For such is our mission in life: to impart the eternity and perfection of the Divine to a temporal world, and to do so not by annihilating or overwhelming the world’s temporality and diversity, but by illuminating its every state and condition—from “evening” to “morning”—with the divine light.
The Lubavitcher Rebbe
So, too, is it our task to keep the everlasting flame alive. Just as we rekindle, rededicate ourselves to our ancestral legacy on Chanukah when we celebrate the miracle of oil, so, too, shall we seek out the pure olive oil of the Land of Israel to “kindle the lamps continuously… as an everlasting statute for their generations, from the children of Israel.” For it is that same connection to the heart of our hearts - in Jerusalem, in the land of our ancestors - that passes from generation to generation and inspires us to dress the part, on Purim and all year round.
FOOD FOR THOUGHT:
- Which type of leader are you most inclined to follow?

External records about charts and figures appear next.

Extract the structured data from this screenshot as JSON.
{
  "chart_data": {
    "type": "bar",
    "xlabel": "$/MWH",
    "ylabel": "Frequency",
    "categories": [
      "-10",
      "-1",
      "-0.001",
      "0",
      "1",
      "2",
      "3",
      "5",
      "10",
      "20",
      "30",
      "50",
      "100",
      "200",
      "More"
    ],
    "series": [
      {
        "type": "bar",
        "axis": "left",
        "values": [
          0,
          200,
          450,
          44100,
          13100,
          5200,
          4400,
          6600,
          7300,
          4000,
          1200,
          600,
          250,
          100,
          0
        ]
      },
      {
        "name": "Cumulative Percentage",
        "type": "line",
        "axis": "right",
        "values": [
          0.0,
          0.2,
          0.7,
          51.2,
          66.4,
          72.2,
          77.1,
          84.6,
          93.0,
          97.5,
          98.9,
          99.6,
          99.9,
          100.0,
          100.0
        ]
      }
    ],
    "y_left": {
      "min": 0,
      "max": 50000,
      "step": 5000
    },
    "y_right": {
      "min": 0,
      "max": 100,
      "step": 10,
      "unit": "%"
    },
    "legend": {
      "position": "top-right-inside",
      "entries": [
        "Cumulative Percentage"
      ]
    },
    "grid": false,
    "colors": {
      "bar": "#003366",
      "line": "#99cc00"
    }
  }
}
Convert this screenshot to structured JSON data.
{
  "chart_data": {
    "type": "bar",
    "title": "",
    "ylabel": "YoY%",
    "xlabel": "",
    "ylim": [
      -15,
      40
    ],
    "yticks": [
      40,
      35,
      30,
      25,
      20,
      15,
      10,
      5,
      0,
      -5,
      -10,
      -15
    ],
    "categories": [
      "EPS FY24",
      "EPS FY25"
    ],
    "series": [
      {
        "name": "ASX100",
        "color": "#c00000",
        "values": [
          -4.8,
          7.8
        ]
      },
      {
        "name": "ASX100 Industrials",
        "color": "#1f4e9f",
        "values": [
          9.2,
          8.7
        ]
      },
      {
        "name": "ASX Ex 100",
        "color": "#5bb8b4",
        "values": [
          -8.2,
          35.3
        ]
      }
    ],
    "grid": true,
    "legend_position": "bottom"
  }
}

- How does the outward appearance through physical attire influence your appreciation of their role as a leader?
- What values do you feel the way you dress portrays to others?
- When do you choose to wear outward symbols of being Jewish, like a kippah or a Star of David necklace?
- Do you ever feel like you don’t want other people to know you are Jewish? Why not?
- How do you interpret the meaning of the ”everlasting flame” that we are obligated to carry on from generation to generation?
- How do you feel we can use our collective purpose as the nation of Israel to overcome our differences?
- What is your favorite olive oil of Israel?